Professor Speiser is a distinguished Swiss mathematician who is well qualified for the formidable task he undertakes in this book. The word 'elements' in the title is used, in a general way, with the sense it has in the title of Euclid's Elements. Speiser's object is to set out in a strictly systematic way the elements of philosophical thinking as, according to his standpoint, they have determined and still do determine the structure and content of such thinking. There is thus no claim that these elements determine anything that can be called 'absolute' laws of thought; indeed, Speiser evidently expects that in course of time they will be superseded by some other, 'non-Platonic', system.

**10.2. Review by: Arnold Dresden.**

*Mathematics Magazine*

**27**(4) (1954), 229.

A prelude and a fugue, separated by a chapter devoted to remarks on the former and preparation for the latter, give the basic elements of Hegel's philosophy of science, with the critical comments and the modifications, which are dictated by mathematical considerations. The author's profound understanding of classical and of modern philosophy make it possible for him to indicate the essential defects in Hegel's philosophy. Discrete and continuous, being and not-being, growth and decay, the thesis, antithesis and synthesis of the Hegel dialectics come in for thorough discussion. This book will be of interest chiefly to mathematicians with a taste for and a good training in philosophy, well acquainted with Hegel's writings.

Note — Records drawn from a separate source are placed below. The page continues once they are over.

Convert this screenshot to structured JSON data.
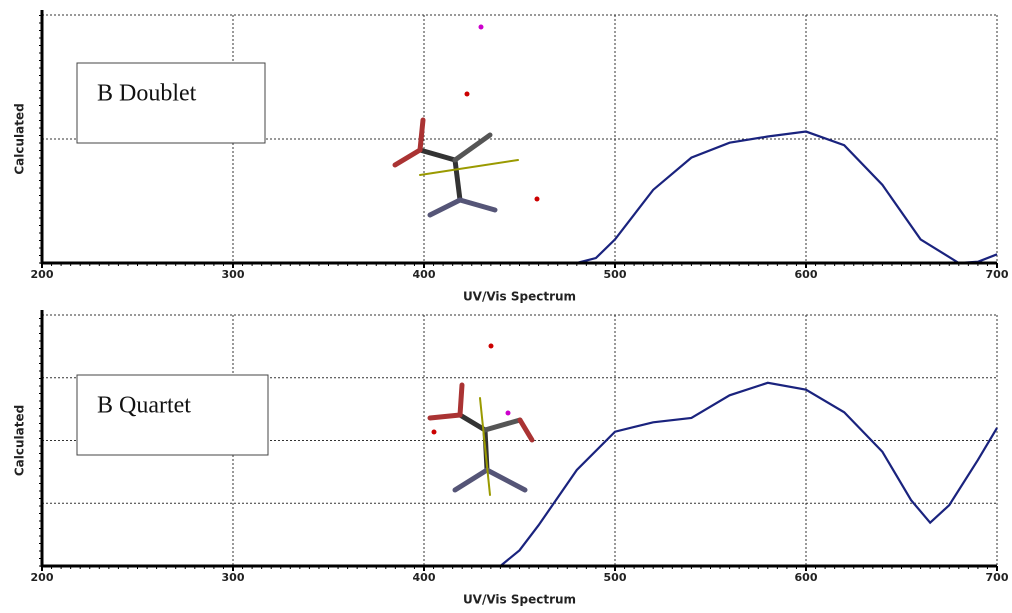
{
  "chart_data": [
    {
      "type": "line",
      "annotation": "B Doublet",
      "xlabel": "UV/Vis Spectrum",
      "ylabel": "Calculated",
      "x": [
        200,
        300,
        400,
        480,
        490,
        500,
        520,
        540,
        560,
        580,
        600,
        620,
        640,
        660,
        680,
        690,
        700
      ],
      "values": [
        0,
        0,
        0,
        0,
        0.04,
        0.19,
        0.59,
        0.85,
        0.97,
        1.02,
        1.06,
        0.95,
        0.63,
        0.19,
        0,
        0.01,
        0.07
      ],
      "color": "#1a237e",
      "xlim": [
        200,
        700
      ],
      "xticks": [
        200,
        300,
        400,
        500,
        600,
        700
      ],
      "ylim": [
        0,
        2
      ],
      "ygrid": [
        1
      ],
      "grid": true
    },
    {
      "type": "line",
      "annotation": "B Quartet",
      "xlabel": "UV/Vis Spectrum",
      "ylabel": "Calculated",
      "x": [
        200,
        300,
        400,
        440,
        450,
        460,
        480,
        500,
        520,
        540,
        560,
        580,
        600,
        620,
        640,
        655,
        665,
        675,
        690,
        700
      ],
      "values": [
        0,
        0,
        0,
        0,
        0.25,
        0.65,
        1.53,
        2.14,
        2.29,
        2.36,
        2.72,
        2.92,
        2.81,
        2.45,
        1.82,
        1.05,
        0.69,
        0.97,
        1.69,
        2.2
      ],
      "color": "#1a237e",
      "xlim": [
        200,
        700
      ],
      "xticks": [
        200,
        300,
        400,
        500,
        600,
        700
      ],
      "ylim": [
        0,
        4
      ],
      "ygrid": [
        1,
        2,
        3
      ],
      "grid": true
    }
  ]
}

**10.3. Review by: Reuben Louis Goodstein.**

*The Mathematical Gazette*

**38**(323) (1954), 71-72.

In the introduction Professor Speiser describes his book as finger exercises for beginners in philosophical and mathematical thought. Fundamental concepts in philosophy and mathematics are subjected to the Hegelian dialectic to bring out their inner content. ... The poverty of Hegel's own contribution to the foundations of mathematics was due, Speiser considers, to the lack of interest in mathematics in Germany at the time; France's Lagrange, Laplace, Legendre, Carnot, Dupin, Lamé, Monge, Poncelet, Lacroix and Cauchy were challenged in Germany only (but outstandingly) by Gauss. ... Speiser makes a number of interesting observations on the great mathematicians philosophising about their subject, and draws some striking parallels between mathematics and musical composition (the book in fact is written in fugue form) but the major part of the work is totally alien to English philosophical thought, and has no point of contact with present trends in the foundations of mathematics.

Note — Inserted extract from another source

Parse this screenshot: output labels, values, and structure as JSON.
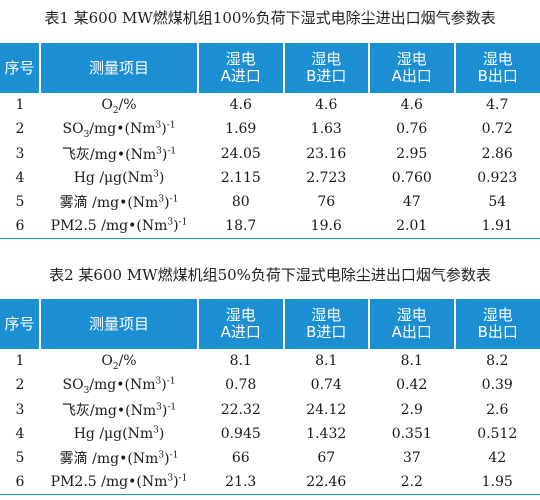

**11. Die geistige Arbeit (1955), by Andreas Speiser.**

**11.1. Review by: Martin Hugo Löb.**

*The Mathematical Gazette*

**41**(338) (1957), 310.

The book consists of a collection of lectures and essays ranging over diverse topics in art, science, philosophy and theology. Several of these had previously been published independently. Their underlying thesis is that most important intellectual and artistic productions are intrinsically organised in accordance with some mathematical structure which must be consciously understood for their proper appreciation. Mathematics, science and art form an essential unity, and a strict division between them can be observed only at a loss to each of them. The Renaissance painters, for instance - themselves mathematicians - incorporated in their work the then most modern results in geometry. Art has fallen into decline since its development was outstripped by mathematical progress. The main thesis is developed by analysing a number of ingeniously chosen examples, rather than by a systematic exposition of the author's ideas. The importance of group theory is stressed, but surprisingly, perhaps, in book which deals extensively with mathematical thinking, little more than incidental references are to be found regarding foundational research in mathematics later than Fichte. The author claims that mathematics requires a platonistic foundation and that mathematical truth is absolute.